The COVID-19 crisis has highlighted the need for brokers to add value to the insurance transaction, according to Toby Esser, chairman of AFL Insurance Brokers, a London-based independent broker.
Indeed, Esser said, the COVID-19-related coverage disputes involving business interruption pandemic exclusions have not reflected very well on either insurers or brokers. Esser spoke to Carrier Management for a podcast on the state of the insurance and reinsurance markets. (The full audio podcast is available below).
He speaks from experience in this matter because his wife has her own business just outside of London and bought a specific pandemic extension to her business insurance policy.
“She made a claim to her broker and the broker dismissed it immediately,” said Esser.
They decided to argue the point with the broker, which operates in personal lines and small commercial lines arena.
“The broker then put us in touch directly with the insurer.

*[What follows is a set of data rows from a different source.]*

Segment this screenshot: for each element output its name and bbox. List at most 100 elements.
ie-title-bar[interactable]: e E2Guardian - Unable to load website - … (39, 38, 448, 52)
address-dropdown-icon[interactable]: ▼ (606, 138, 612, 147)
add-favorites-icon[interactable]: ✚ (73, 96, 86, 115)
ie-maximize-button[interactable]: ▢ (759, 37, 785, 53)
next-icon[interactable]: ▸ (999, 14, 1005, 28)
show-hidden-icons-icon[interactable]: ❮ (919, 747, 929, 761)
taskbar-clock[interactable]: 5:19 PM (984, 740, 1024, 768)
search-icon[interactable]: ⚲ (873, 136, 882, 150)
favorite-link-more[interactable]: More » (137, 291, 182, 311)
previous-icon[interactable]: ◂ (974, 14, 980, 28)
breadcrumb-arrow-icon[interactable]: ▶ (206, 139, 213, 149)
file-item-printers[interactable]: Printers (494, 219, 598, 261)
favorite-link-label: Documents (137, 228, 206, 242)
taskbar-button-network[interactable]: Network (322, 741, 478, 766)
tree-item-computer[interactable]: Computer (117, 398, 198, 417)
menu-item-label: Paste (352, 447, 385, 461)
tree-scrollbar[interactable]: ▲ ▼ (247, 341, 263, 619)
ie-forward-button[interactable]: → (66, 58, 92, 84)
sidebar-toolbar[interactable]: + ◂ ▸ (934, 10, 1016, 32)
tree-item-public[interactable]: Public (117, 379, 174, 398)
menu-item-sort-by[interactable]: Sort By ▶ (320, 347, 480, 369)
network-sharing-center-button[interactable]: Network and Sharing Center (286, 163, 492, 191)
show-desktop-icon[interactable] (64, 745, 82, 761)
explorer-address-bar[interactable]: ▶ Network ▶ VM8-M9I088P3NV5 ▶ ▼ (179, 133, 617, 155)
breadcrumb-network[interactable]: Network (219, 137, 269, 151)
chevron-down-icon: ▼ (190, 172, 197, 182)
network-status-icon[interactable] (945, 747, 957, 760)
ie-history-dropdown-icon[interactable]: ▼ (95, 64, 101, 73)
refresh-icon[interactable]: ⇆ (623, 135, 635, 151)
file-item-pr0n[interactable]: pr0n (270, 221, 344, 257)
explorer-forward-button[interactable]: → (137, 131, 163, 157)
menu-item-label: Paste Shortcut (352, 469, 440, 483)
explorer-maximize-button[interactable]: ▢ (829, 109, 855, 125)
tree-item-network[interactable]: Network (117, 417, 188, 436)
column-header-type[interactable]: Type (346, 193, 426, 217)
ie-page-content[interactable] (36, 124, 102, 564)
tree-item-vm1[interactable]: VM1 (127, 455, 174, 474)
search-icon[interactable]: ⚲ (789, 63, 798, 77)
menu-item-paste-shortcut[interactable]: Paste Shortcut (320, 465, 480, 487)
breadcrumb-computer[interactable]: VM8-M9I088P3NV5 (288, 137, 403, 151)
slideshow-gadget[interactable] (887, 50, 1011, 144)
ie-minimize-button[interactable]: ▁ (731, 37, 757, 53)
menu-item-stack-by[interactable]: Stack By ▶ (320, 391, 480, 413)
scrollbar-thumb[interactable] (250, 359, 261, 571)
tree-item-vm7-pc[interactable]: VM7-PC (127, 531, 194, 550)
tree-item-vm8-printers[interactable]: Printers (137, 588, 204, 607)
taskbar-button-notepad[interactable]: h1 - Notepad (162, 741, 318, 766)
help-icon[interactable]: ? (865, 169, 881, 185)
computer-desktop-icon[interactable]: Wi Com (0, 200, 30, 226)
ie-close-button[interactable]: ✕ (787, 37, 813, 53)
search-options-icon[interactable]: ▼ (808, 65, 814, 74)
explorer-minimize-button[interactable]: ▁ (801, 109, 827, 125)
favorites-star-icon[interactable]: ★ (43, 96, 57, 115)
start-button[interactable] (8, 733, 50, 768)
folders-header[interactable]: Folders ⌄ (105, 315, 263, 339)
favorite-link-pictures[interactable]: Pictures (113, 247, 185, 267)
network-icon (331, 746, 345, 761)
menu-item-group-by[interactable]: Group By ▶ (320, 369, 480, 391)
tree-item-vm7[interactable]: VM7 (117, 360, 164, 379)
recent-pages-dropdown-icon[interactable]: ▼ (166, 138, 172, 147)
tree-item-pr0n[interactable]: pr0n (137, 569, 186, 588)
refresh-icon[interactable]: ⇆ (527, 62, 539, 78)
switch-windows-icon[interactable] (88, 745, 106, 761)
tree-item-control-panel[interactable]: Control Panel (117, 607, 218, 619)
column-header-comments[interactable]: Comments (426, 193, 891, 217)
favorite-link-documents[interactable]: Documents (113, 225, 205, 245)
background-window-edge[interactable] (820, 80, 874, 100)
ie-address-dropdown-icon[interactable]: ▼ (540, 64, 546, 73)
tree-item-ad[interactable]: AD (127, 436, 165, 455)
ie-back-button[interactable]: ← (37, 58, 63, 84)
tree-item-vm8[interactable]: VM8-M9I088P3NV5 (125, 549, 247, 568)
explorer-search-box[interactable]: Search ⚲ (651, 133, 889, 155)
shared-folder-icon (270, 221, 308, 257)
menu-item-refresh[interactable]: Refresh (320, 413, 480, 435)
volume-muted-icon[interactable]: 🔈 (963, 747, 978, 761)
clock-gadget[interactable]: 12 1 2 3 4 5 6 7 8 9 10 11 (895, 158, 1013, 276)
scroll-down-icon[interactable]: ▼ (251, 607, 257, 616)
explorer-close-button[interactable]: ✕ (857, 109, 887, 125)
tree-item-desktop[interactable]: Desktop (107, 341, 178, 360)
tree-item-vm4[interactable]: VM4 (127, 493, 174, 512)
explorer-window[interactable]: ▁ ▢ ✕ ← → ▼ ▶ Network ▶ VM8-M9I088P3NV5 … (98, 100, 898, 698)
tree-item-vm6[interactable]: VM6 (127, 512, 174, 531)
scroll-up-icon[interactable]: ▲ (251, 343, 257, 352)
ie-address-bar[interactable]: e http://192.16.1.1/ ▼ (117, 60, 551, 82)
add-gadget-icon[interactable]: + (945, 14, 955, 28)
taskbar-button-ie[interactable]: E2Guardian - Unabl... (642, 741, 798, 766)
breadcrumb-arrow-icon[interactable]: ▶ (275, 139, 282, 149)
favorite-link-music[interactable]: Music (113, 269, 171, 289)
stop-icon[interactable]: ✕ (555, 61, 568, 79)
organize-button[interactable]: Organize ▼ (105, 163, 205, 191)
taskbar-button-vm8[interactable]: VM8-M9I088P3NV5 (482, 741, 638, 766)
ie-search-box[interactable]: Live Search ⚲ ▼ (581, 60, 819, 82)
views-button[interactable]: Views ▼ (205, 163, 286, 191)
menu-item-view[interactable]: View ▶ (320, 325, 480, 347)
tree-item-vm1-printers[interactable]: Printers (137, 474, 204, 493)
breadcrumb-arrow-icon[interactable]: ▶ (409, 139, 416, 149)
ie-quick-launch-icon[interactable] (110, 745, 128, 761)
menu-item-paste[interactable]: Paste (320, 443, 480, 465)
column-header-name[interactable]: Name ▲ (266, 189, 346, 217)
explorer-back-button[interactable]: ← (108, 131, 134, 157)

We had a debate backwards and forwards with the insurer over the extension, but they declined the loss,” he said. “We heard nothing more, other than from the various lawyers being in touch over class action suits until the case with the [UK Financial Conduct Authority] went to court.”
At that point, his wife heard back from the broker who said: “Actually, there’s a chance that it might be covered.”
(As a result of a test case brought by the FCA, a London court on Sept. 15 ruled that some of the world’s biggest insurers were wrong to reject COVID-19-related business interruption claims from more than 350,000 small businesses. The FCA, which brought the test case against eight insurers, said the court had found in favor of policyholders’ arguments on the majority of key issues. After the court decision, Esser provided an emailed update on Sept. 20, saying he and his wife have been informed by their broker of the FCA finding but have received no further details.)
Insurers and Brokers Criticized
During the interview, Esser criticized the broker for failing to add any value – an essential part of the role of an intermediary.
“You have to add value, whatever level of business you’re in, in our world. So, I don’t know that any of [the business interruption coverage dispute] reflected very well on brokers or on insurers,” he said.
If an insurer offers specific extensions for pandemic insurance for small businesses, it should be covered, he emphasized.
“That’s what leads to very unhappy customers. And, I think it’s especially clear that the broker needs to explain to the customer what that coverage is and not just give them the [policy].”
Staying Competitive with Specialty Expertise
Nevertheless, Esser is bullish about the future of independent Lloyd’s brokers – of course, those brokers that add value to the insurance transaction.
Although the large brokers appear to be dominating the market, Esser said there’s “always room for competition.”
“I was a small broker and then I was a fairly big broker, and then I was a small broker again. So, the argument is slightly different depending on where you are, but there’s always room for somebody else. There’s always room for competition.”
While bigger brokers clearly have leverage and are able to attract high volumes of quality business, smaller brokers can be hungrier and more aggressive, he said. “Particularly in specialties, and particularly where you can be exceptional, there’s room.”
He acknowledged there has been a massive amount of consolidation amongst the largest retail brokers, such as Marsh and JLT’s 2019 merger and Aon’s impending acquisition of Willis.
“But we’re also seeing consolidation of the specialist wholesalers and reinsurance brokers,” he affirmed.
“There’s great consolidation continuing to go on, but that’s always happened, and you will always get people who want to start up new businesses or who want to break off and start a new wholesaler.”
Maybe there are fewer brokers today and maybe the cost of entry is more complex, he said.
Yes, he added, more money is required to start a new broker, and it’s more difficult to grow from a small broker to a big broker today, but there are “still plenty of prospects out there for the smaller ones to compete with the bigger ones.”